Science is a social process with far-reaching impact on our modern society. In recent years, for the first time we are able to scientifically study the science itself. This is enabled by massive amounts of data on scientific publications that is increasingly becoming available. The data is contained in several databases such as Web of Science or PubMed, maintained by various public and private entities. Unfortunately, these databases are not always consistent, which considerably hinders this study. Relying on the powerful framework of complex networks, we conduct a systematic analysis of the consistency among six major scientific databases. We found that identifying a single "best" database is far from easy. Nevertheless, our results indicate appreciable differences in mutual consistency of different databases, which we interpret as recipes for future bibliometric studies.

Modeling crowdsourcing as collective problem solving.

Crowdsourcing is a process of accumulating the ideas, thoughts or information from many independent participants, with aim to find the best solution for a given challenge. Modern information technologies allow for massive number of subjects to be involved in a more or less spontaneous way. Still, the full potentials of crowdsourcing are yet to be reached. We introduce a modeling framework through which we study the effectiveness of crowdsourcing in relation to the level of collectivism in facing the problem. Our findings reveal an intricate relationship between the number of participants and the difficulty of the problem, indicating the optimal size of the crowdsourced group. We discuss our results in the context of modern utilization of crowdsourcing.

What Motivates Us for Work? Intricate Web of Factors beyond Money and Prestige.

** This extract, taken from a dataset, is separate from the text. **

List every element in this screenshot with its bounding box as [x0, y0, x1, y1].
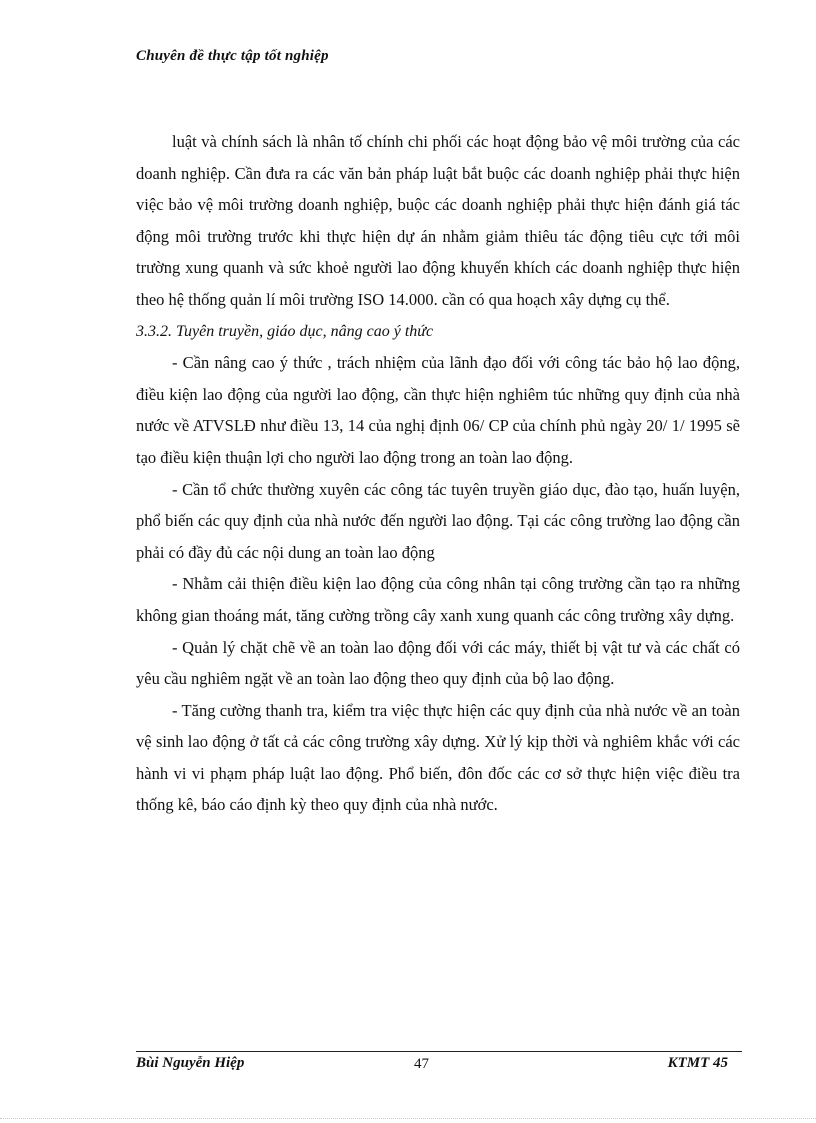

Efficiency at doing a certain task, at the workplace or otherwise, is strongly influenced by how motivated individuals are. Exploring new ways to motivate employees is often at the top of a company's agenda. Traditionally identified motivators in Western economies primarily include salary and prestige, often complemented by meaning, creation, challenge, ownership, identity, etc. We report the results of a survey conducted in Slovenia, involving an ensemble of highly educated employees from various public and private organizations. Employing new methodologies such as network analysis, we find that Slovenians are stimulated by an intricate web of interdependent factors, largely in contrast to the traditional understanding that mainly emphasizes money and prestige. In fact, these key motivators only weakly correlate with the demographic parameters. Unexpectedly, we found the evidence of a general optimism in Slovenian professional life - a tendency of the employees to look at the "bright side of things", thus seeing more clearly the benefits of having something than the drawbacks of not having it. We attribute these particularities to Slovenian recent history, which revolves around gradually embracing the Western (economic) values.